How much I needed to save.
Once I went to a program meeting and met with my NACA counselor we figured out much I could afford. He gave me a total breakdown of my financial situation and we set my plan into motion. The only debts I have are my student loans and I got those under control last year. By this time next year I’ll be a homeowner. I’m not saving for a down payment but to buy down points aka reduce my interest rate. With my NACA plan my interest rate will be 1%, yes you read that right ONE PERCENT. There’s multiple loan options and mortgage calculators out there but the rule of them is your mortgage shouldn’t be over 28% of your monthly income. Don’t be house poor. Only buy what you can afford.
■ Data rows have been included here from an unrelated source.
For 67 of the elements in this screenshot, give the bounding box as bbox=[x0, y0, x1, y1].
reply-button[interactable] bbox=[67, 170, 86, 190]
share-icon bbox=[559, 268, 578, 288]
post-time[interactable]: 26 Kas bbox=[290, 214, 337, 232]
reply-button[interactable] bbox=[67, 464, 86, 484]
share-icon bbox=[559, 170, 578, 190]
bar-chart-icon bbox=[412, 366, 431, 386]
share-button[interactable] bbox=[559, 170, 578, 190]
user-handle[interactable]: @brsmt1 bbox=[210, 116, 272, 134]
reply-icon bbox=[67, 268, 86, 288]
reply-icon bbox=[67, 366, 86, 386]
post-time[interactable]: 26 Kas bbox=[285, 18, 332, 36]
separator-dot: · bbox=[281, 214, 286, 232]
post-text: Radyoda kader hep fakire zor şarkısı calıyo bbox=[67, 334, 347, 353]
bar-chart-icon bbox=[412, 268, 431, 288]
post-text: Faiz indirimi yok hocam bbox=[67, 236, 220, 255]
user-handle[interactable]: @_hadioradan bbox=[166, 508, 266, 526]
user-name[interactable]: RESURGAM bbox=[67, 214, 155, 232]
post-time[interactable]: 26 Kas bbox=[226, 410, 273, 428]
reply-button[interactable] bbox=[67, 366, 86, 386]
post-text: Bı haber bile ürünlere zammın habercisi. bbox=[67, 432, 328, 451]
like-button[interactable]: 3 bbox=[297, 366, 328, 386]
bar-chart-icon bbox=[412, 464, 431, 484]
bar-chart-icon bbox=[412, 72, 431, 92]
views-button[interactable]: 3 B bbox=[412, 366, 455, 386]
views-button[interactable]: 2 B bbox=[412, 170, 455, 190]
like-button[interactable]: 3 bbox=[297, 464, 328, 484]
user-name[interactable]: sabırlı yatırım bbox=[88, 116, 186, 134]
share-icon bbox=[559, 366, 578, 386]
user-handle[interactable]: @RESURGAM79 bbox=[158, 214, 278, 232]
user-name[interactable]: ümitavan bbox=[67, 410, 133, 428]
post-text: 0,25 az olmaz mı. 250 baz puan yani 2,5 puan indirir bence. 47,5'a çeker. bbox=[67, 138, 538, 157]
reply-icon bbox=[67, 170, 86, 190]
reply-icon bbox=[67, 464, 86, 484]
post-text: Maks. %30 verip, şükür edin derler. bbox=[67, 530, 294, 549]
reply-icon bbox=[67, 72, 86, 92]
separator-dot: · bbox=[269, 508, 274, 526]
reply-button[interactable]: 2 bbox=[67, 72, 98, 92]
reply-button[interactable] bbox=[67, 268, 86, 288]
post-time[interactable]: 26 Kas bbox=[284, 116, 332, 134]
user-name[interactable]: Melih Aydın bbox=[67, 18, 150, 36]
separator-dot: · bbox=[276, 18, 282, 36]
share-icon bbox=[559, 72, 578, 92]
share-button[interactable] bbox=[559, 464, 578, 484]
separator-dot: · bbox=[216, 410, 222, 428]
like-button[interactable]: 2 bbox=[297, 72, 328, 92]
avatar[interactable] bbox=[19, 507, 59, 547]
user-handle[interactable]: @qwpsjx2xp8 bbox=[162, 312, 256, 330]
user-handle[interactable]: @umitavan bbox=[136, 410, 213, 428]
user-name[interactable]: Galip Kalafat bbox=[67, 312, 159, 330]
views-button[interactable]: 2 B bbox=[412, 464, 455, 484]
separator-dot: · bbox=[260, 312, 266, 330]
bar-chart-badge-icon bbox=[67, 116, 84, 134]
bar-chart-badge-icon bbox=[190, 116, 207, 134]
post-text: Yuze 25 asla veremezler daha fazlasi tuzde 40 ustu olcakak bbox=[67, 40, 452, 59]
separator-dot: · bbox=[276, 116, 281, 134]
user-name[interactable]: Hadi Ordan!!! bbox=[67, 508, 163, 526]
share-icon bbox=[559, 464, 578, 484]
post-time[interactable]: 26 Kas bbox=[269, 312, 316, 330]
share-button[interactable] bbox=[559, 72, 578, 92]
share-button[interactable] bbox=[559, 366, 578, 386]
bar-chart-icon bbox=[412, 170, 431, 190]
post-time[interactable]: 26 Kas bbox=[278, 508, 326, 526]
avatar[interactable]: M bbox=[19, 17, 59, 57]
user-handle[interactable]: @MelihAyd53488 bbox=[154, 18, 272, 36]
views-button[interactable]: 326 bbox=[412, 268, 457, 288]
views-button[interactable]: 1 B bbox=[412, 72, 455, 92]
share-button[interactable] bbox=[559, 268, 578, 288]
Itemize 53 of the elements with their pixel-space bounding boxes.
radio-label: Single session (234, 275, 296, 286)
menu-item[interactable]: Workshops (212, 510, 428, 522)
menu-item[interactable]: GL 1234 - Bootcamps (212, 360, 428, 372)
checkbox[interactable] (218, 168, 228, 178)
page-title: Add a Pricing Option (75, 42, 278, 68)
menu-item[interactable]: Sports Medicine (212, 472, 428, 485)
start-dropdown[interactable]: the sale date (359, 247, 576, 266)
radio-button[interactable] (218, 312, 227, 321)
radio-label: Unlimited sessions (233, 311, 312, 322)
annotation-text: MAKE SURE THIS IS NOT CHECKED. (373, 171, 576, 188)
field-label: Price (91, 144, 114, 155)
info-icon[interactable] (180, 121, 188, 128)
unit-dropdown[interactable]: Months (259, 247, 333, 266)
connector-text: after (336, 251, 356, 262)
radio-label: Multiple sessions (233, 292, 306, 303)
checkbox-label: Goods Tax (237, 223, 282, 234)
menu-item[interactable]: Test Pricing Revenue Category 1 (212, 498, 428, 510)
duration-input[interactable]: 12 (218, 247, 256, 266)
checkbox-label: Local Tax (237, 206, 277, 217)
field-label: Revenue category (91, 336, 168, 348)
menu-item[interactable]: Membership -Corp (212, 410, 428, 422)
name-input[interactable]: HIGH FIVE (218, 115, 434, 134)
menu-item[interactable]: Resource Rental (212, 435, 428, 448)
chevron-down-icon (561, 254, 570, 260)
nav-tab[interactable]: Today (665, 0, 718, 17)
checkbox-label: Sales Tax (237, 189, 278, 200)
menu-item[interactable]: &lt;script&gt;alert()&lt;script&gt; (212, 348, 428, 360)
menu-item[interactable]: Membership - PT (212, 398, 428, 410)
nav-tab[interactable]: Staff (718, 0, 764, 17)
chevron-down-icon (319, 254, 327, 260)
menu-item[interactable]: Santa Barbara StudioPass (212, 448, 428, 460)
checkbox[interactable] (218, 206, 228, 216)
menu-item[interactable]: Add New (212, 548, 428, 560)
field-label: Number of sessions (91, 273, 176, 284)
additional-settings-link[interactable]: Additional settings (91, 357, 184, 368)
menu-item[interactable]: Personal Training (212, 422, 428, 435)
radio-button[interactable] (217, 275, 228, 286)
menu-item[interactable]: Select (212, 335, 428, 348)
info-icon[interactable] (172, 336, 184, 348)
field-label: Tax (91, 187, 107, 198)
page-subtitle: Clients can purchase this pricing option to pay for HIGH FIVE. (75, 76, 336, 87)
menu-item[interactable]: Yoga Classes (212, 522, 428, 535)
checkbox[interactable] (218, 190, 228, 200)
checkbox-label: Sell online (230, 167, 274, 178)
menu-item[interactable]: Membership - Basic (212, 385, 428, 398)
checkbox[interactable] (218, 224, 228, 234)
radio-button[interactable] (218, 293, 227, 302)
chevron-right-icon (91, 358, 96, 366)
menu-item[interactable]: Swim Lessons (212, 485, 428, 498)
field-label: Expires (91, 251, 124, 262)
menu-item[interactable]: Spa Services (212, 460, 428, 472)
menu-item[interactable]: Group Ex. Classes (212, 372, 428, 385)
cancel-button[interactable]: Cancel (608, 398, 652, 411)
I needed to get a handle on my budget. I joined Mint.com and added my bank accounts (it’s safe) and all of my purchases were separated into categories. After having about 19 conniptions and wondering why the fuck I was spending so much at Starbucks and on food in general I made a plan to trim the fat. And I had a whale of fat in those bank statements. From then on I set up max budgets for each category; food, entertainment, clothing…… I’m still working on sticking to those budgets but I’m doing pretty well. Talk about a hard adjustment. They even have a goal category that tells you how much need to save a month and the exact date you’ll reach that goal. It’s very helpful. Oh and they also send you these petty ass emails to keep you focused.
I also opened up a couple of credit union accounts. One with Navy Federal (top rated credit union) and now with Alliant. I only opened up the Alliant account because I couldn’t get into Navy Federal yet because at the time they weren’t accepting drafted vets and their family but it just so happened that rule changed like 4 days after I joined Alliant. Even though I prefer Navy Federal my Alliant savings account has a 1.11% APY which is much higher than any traditional banks.
Forums. I found several of home buying forums that I stalk daily. Number 1 is Reddit. I would rather listen to people who are actually in the process like me or already home owners than CNN or money magazines.
Putting my money where my mouth is and struggling.
Back to the bank accounts. I use Alliant for my house savings, I use the Navy Federal for all my bills and my local bank account for daily purchases. Oh and I do mean ALL MY BILLS, netflix and apple music included. I don’t even have a debit card for the credit union accounts; I do not touch any of that money. Every time I get paid over 85% of my money is transferred between those accounts. The rest is for food and a little fun, that’s it. I am living broke on purpose, shoutout to Being Melody.
Finding a side hustle.
I’m back blogging not only because I missed it but to make extra money so I can save even faster. If my job completely cuts our overtime I’ll be getting a part-time job, which is probably the smarter move anyway.
Saving for more.
Not only am I saving my buy down and future mortgage every month but I’m also saving for the utility bills, furniture and other housing fees. Who wants to buy a house and can’t afford to furnish it or have an emergency fund for all those little surprises that come with being a homeowner?
My whole strategy here is to save as much as I can and as fast as I can. I’m living like I’m poor and still want to have somewhat of a life but saving for a home is my biggest goal right now and I’m excited and serious about the next chapter. Plan, budget and find as many resources out that will help you do this as easy as you can. It’ll be all worth it in the end.